Still, and to its credit, the film’s action here is somber rather than thrilling; you can root for the SEALs, but the toll on them is visible. Waters’ decision to go off-mission (“We have a new mission”) dooms him and his men to a no-return of complete engagement: they must follow through, they can’t extract and leave. But while they might wonder about his motives (“What are you doing!?”), they mostly go along because they are loyal soldiers, and earnestly want to do good work.

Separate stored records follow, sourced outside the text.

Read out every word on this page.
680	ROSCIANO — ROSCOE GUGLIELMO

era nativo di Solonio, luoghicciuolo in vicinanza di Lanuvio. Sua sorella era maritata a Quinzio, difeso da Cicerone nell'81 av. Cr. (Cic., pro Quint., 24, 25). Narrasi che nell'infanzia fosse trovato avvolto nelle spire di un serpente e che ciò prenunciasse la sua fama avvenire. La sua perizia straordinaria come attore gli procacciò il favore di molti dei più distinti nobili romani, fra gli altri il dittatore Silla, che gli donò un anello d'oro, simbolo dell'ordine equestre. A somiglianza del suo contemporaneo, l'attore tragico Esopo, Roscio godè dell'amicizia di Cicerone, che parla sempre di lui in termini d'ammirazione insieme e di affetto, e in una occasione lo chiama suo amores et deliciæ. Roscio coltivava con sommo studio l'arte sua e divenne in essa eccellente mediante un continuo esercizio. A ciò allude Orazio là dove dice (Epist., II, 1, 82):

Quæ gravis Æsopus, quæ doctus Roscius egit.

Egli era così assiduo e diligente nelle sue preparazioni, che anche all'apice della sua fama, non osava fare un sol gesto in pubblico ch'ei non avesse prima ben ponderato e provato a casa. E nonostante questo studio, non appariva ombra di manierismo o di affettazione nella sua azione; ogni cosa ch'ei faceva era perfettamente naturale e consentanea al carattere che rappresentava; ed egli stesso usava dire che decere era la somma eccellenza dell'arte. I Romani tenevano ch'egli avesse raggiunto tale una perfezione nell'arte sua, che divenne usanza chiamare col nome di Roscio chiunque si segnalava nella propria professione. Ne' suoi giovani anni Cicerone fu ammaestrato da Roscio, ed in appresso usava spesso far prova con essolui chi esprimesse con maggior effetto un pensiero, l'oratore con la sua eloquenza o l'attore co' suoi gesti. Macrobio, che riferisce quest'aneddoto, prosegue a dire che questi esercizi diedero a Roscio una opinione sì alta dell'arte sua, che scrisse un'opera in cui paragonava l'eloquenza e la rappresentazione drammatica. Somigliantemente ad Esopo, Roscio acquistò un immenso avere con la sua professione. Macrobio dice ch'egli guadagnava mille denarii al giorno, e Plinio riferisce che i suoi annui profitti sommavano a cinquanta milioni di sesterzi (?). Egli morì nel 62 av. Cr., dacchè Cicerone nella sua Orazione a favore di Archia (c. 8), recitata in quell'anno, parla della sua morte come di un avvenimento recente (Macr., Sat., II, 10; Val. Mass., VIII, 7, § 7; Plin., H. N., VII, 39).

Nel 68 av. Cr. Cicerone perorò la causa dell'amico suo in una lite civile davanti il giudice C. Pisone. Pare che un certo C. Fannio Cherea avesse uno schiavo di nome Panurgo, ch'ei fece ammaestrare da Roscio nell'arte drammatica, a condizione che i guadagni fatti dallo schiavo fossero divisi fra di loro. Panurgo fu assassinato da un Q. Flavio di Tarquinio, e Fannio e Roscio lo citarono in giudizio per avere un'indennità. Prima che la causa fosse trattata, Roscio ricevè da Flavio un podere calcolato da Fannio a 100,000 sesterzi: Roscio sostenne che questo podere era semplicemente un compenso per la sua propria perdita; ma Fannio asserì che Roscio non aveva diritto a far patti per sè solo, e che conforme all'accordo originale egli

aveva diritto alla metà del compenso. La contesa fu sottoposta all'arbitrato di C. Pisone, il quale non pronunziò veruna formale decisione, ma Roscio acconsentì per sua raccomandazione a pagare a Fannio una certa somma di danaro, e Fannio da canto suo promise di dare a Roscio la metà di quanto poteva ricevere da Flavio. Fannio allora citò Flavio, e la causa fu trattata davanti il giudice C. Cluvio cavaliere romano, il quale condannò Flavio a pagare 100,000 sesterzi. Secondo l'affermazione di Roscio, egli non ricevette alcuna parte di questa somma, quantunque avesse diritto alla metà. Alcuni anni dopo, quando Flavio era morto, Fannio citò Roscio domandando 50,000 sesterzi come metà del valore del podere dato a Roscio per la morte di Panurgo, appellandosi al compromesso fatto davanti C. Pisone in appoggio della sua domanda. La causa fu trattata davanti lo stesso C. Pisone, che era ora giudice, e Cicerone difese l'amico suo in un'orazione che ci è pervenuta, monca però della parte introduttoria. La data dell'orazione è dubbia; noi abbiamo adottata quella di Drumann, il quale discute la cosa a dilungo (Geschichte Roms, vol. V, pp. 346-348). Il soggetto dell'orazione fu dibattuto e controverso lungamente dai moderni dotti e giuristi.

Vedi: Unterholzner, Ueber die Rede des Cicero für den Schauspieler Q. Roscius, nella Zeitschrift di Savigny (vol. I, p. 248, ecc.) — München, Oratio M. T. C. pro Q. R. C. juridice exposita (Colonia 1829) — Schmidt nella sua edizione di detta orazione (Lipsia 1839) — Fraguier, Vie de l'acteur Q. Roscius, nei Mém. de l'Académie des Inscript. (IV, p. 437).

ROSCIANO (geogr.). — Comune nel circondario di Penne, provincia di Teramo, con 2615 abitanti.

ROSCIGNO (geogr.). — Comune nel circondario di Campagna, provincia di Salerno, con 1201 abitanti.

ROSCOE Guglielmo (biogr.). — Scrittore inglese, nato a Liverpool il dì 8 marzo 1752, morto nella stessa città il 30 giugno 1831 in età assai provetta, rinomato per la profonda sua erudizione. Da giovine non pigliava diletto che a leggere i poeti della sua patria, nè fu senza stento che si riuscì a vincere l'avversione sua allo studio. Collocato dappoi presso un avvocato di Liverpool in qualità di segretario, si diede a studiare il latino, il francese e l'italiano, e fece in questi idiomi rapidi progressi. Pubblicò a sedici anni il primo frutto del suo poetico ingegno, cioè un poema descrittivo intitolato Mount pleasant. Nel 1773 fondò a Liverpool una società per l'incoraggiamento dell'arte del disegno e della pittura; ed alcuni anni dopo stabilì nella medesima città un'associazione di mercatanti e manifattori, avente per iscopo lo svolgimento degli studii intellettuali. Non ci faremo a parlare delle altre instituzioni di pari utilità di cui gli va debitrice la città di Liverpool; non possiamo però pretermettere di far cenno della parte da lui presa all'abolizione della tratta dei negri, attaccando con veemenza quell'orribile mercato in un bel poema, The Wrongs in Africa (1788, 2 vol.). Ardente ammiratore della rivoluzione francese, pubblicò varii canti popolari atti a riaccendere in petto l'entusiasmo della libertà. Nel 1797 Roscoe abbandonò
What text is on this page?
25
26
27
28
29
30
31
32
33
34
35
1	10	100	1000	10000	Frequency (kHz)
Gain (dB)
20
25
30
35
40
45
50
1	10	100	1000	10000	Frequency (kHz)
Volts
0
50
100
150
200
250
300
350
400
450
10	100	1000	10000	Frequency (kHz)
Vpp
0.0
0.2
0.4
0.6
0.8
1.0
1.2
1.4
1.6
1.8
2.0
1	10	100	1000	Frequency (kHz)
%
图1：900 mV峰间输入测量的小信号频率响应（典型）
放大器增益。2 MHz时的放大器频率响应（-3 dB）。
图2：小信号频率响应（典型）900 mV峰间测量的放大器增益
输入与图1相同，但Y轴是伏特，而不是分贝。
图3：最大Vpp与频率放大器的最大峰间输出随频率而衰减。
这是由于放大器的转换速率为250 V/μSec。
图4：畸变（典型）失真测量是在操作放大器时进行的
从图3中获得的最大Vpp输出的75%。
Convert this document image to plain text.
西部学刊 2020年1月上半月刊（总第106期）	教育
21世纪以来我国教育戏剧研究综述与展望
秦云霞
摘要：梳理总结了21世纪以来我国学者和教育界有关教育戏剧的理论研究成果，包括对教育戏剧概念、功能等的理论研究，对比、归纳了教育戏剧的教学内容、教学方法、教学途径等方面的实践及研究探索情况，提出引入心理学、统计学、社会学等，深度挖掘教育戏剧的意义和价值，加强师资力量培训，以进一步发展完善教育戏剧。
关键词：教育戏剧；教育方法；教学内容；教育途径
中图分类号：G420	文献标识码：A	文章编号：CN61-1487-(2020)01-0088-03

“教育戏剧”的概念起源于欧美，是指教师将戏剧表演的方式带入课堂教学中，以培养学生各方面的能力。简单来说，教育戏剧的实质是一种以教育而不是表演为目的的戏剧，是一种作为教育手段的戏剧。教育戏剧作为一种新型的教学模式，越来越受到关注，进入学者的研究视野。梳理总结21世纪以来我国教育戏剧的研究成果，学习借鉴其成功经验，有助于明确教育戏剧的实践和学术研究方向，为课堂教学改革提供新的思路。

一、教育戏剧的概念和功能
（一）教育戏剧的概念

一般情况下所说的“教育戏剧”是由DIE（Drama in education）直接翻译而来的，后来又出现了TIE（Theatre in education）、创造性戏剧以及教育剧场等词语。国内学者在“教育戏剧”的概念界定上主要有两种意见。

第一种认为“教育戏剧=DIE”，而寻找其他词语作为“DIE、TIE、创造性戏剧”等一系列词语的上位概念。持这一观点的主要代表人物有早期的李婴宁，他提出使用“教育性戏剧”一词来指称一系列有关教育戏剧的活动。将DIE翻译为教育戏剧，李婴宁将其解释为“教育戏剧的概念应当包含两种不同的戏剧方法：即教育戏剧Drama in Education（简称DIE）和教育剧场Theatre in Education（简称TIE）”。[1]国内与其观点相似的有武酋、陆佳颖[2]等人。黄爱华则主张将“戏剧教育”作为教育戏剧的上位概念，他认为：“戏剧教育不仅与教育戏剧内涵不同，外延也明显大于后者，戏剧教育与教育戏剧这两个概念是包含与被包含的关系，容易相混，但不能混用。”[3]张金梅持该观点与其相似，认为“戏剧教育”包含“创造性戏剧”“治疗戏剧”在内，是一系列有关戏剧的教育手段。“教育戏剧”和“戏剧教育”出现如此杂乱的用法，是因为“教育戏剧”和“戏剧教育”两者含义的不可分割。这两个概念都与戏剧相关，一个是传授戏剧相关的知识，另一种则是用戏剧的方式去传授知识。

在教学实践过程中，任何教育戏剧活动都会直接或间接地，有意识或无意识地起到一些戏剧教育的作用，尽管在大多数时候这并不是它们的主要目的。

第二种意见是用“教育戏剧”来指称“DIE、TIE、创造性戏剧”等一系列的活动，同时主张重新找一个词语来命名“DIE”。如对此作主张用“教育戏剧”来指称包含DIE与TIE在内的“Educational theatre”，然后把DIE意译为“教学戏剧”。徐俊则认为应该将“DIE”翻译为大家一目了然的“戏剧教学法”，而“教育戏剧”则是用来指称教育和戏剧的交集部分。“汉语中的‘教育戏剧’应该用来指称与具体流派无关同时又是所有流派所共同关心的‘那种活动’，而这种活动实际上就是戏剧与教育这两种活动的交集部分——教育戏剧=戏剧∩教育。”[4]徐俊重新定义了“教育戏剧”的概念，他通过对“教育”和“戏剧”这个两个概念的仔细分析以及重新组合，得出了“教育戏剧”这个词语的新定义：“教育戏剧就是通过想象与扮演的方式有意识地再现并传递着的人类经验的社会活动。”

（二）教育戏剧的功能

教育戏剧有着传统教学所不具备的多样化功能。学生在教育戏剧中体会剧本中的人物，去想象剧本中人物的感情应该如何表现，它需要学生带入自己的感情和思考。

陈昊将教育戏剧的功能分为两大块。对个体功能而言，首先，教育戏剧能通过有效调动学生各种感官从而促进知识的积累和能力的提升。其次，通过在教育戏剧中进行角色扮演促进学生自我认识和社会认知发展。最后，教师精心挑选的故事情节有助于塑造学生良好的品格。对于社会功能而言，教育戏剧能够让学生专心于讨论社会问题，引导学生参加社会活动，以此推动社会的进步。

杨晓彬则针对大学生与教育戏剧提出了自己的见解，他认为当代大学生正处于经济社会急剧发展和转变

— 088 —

When he finally asks for their feelings on the matter, the surviving black team member holds out the longest in granting his approval. But then he takes his LT aside and reassures him: “These are my people too. For all those years we’ve had to stand down or stand by, you’re doing the right thing.” And for all the violence and frustration in the movie, this moment — the grave and reluctant Zee’s full-on engagement with the cause Waters has redefined — is what Waters (and the film, apparently) has been waiting for. How odd (and familiar) is this scenario? The white guy will save the grateful, black oppressed, when he finally “gets it.” Thank god. Tears of the Sun was conceived before 9-11 (its original title, Man of War, was changed following the attacks), but here and now, it’s morphed into Black Hawk Down without the skeeddaddly camerawork and with a bizarrely “happier” ending, following elaborate and rousing action: explosions, firefights, rushing about. Given the current moment, this moral lesson (do something for real people, rather than follow orders that have no sense of the world they’re affecting) reads like an endorsement of “preemptive” striking… especially if you’re willing to hump through the jungles to Cameroon and leave out collateral-damaging bombs.